We began talking--if we'd ever stopped it--of getting back on a farm. He hunted for farms that were for rent. Once he took me to see "a good opportunity." It meant our oldest boy driving twenty miles to high school every day, or boarding in town and I was not moving to a farm to leave the boys behind me. I wanted them where they could be under the wing of real fathership. I vetoed that.

Nor was he sure that he wanted to make the break. Were he alone he would have been carried back to a farm as surely as drift wood is carried to shore. But he hated to plunge us into uncertainty. Farm conditions--well, you've heard of them. And we did have an income--which might as well have been called an outgo.
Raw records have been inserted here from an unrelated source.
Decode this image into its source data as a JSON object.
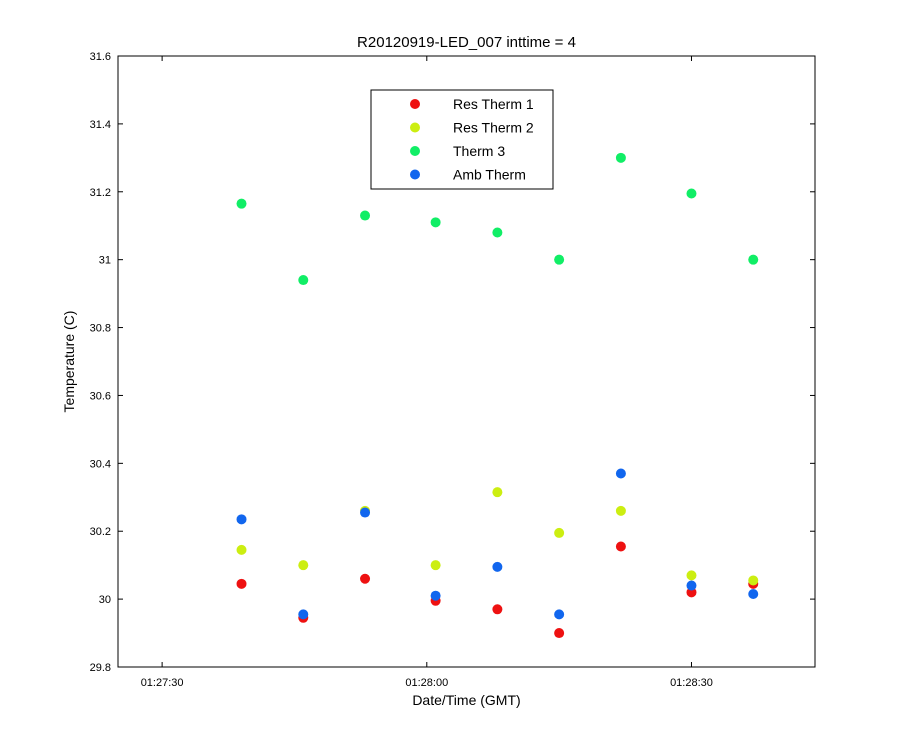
{
  "chart_data": {
    "type": "scatter",
    "title": "R20120919-LED_007 inttime = 4",
    "xlabel": "Date/Time (GMT)",
    "ylabel": "Temperature (C)",
    "xlim": [
      "01:27:25",
      "01:28:44"
    ],
    "ylim": [
      29.8,
      31.6
    ],
    "x_ticks": [
      "01:27:30",
      "01:28:00",
      "01:28:30"
    ],
    "y_ticks": [
      "29.8",
      "30",
      "30.2",
      "30.4",
      "30.6",
      "30.8",
      "31",
      "31.2",
      "31.4",
      "31.6"
    ],
    "x": [
      "01:27:39",
      "01:27:46",
      "01:27:53",
      "01:28:01",
      "01:28:08",
      "01:28:15",
      "01:28:22",
      "01:28:30",
      "01:28:37"
    ],
    "legend_position": "top-center",
    "grid": false,
    "series": [
      {
        "name": "Res Therm 1",
        "color": "#ee1111",
        "values": [
          30.045,
          29.945,
          30.06,
          29.995,
          29.97,
          29.9,
          30.155,
          30.02,
          30.045
        ]
      },
      {
        "name": "Res Therm 2",
        "color": "#ccee11",
        "values": [
          30.145,
          30.1,
          30.26,
          30.1,
          30.315,
          30.195,
          30.26,
          30.07,
          30.055
        ]
      },
      {
        "name": "Therm 3",
        "color": "#11ee66",
        "values": [
          31.165,
          30.94,
          31.13,
          31.11,
          31.08,
          31.0,
          31.3,
          31.195,
          31.0
        ]
      },
      {
        "name": "Amb Therm",
        "color": "#1166ee",
        "values": [
          30.235,
          29.955,
          30.255,
          30.01,
          30.095,
          29.955,
          30.37,
          30.04,
          30.015
        ]
      }
    ]
  }
}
As for myself, I felt this way:  Were I set down in the middle of a great city with him, where he must earn his living with his head, I fear our living would be of the meagerest. Were we shipwrecked on a desert island it would not be long, I am sure, until we were living in ease, and such luxury as the island afforded, so great is his resourcefulness when put up against difficulties of the soil.

Yet we let that spring pass, and the summer--

But in the fall--he'd been secretary for our county fair for many years--when I saw how that fair gripped him! He worked with farm people again, grappled with farm problems. Overnight he became different. He worked sixteen hours of every day, or more, without in the least wearying. His elasticity returned. And happy!

"That settles it," I insisted, watching him "cease to live" after the fair. "Next spring we go on a farm. We've got to manage it."

He wrote letters while I prayed that some way would be found for him to do the work he loved to do. Which did the work? Both, perhaps, for God helps them that help themselves.

It has always been a dream of his to rebuild a run down farm, even when we lived on one of Iowa's most modern farms. For a long time he looked away from Iowa's high priced farms to the deserted farms of the East. Grazing beef in New York, or raising hogs in the South. As for me, of all farming countries, Norway or Sweden--where they tie their cows to a tree to keep them from falling out of their pastures--has appealed to me. Farming in the mountains!